Nebraskan journalists who followed Hagel’s first political run remember him as a moderate—a moderate who became a conservative after finding himself the underdog in a Republican primary against Don Stenberg, a prominent Nebraska conservative and sitting attorney general. “The thought going in was that Hagel was going to set himself up as the moderate candidate in that race,” says one journalist. But when that proved problematic, he says, “Chuck’s philosophy was that he wasn’t going to be outconservatived by this conservative.”
David Kotok, an Omaha World-Herald reporter who covered the Republican primary in 1995, says that “Hagel made sure that there was no light between him and Stenberg. He needed to win the primary.”
Raised in small-town Nebraska, Hagel worked in government and business before running for the U.S. Senate. He was a radio DJ, staffer to moderate former Nebraska Congressman John McCollister, an administrator at the Veterans’ Affairs Administration, head of the World USO, a lobbyist for Firestone, and deputy director of the 1990 G-7 Summit, among other jobs. But his most successful venture was in the cell phone industry, striking it rich after using $5,000 to start up Vanguard Cellular Systems.
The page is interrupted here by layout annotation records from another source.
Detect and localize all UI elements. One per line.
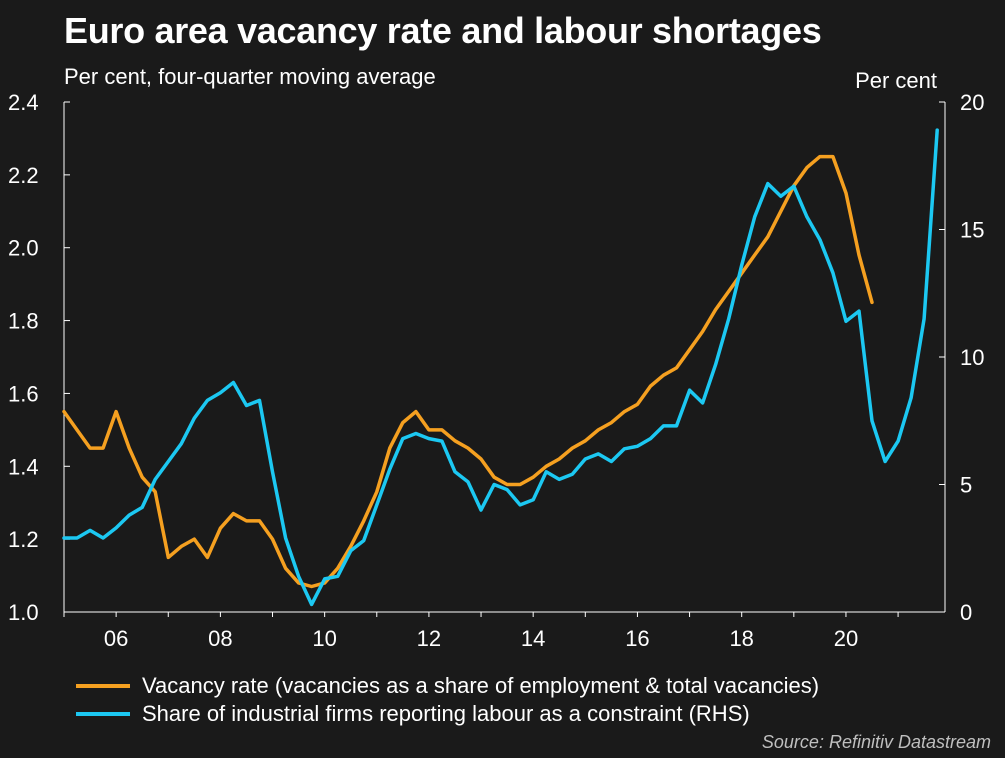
right-tick-label: 15 — [960, 218, 984, 243]
right-tick-label: 20 — [960, 90, 984, 115]
x-tick-label: 14 — [521, 626, 545, 651]
left-tick-label: 2.0 — [8, 236, 39, 261]
x-tick-label: 10 — [312, 626, 336, 651]
left-tick-label: 1.6 — [8, 381, 39, 406]
left-tick-label: 1.2 — [8, 527, 39, 552]
legend-swatch-vacancy — [76, 684, 130, 688]
legend-label-vacancy: Vacancy rate (vacancies as a share of em… — [142, 673, 820, 698]
left-tick-label: 1.8 — [8, 309, 39, 334]
x-tick-label: 08 — [208, 626, 232, 651]
x-tick-label: 06 — [104, 626, 128, 651]
chart-axes: 1.0 1.2 1.4 1.6 1.8 2.0 2.2 2.4 0 5 10 15 20 06 08 10 12… — [8, 90, 984, 651]
x-tick-label: 12 — [417, 626, 441, 651]
right-tick-label: 0 — [960, 600, 972, 625]
chart-legend: Vacancy rate (vacancies as a share of em… — [76, 672, 819, 728]
legend-item-vacancy: Vacancy rate (vacancies as a share of em… — [76, 672, 819, 700]
legend-swatch-constraint — [76, 712, 130, 716]
left-tick-label: 2.2 — [8, 163, 39, 188]
right-tick-label: 10 — [960, 345, 984, 370]
chart-subtitle: Per cent, four-quarter moving average — [64, 64, 436, 89]
left-tick-label: 2.4 — [8, 90, 39, 115]
chart-series — [62, 128, 939, 607]
vacancy-rate-line — [62, 154, 874, 589]
left-tick-label: 1.0 — [8, 600, 39, 625]
right-axis-unit-label: Per cent — [855, 68, 937, 93]
source-note: Source: Refinitiv Datastream — [761, 732, 991, 752]
right-tick-label: 5 — [960, 473, 972, 498]
legend-label-constraint: Share of industrial firms reporting labo… — [142, 701, 750, 726]
left-tick-label: 1.4 — [8, 454, 39, 479]
legend-item-constraint: Share of industrial firms reporting labo… — [76, 700, 819, 728]
x-tick-label: 20 — [834, 626, 858, 651]
chart-title: Euro area vacancy rate and labour shorta… — [64, 10, 822, 51]
x-tick-label: 16 — [625, 626, 649, 651]
labour-constraint-line — [62, 128, 939, 607]
x-tick-label: 18 — [729, 626, 753, 651]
Don Stenberg, highlighting that Hagel had donated $1,000 to Democrat Bob Kerrey, cast him in the Republican primary as “the candidate of the East Coast establishment”—a liberal carpetbagger who had only recently returned to his home state after living for 20 years in Virginia. Colin Powell, fresh from rebuking Republicans for evacuating the “sensible center,” gave $1,000 to Hagel, which became another stick for Stenberg. “The Colin Powell support fits the pattern we are seeing here in Nebraska,” Stenberg said. “More and more liberal Republicans are supporting Chuck Hagel.”
Worried that he needed to siphon off conservative votes from Stenberg, Hagel “tightened” his stance on abortion, as he put it. He also repudiated his previous support for an assault weapons ban, a faux pas committed early in the campaign when Hagel, asked if he could support Bill Clinton’s gun ban, said, “I probably would have voted for it.”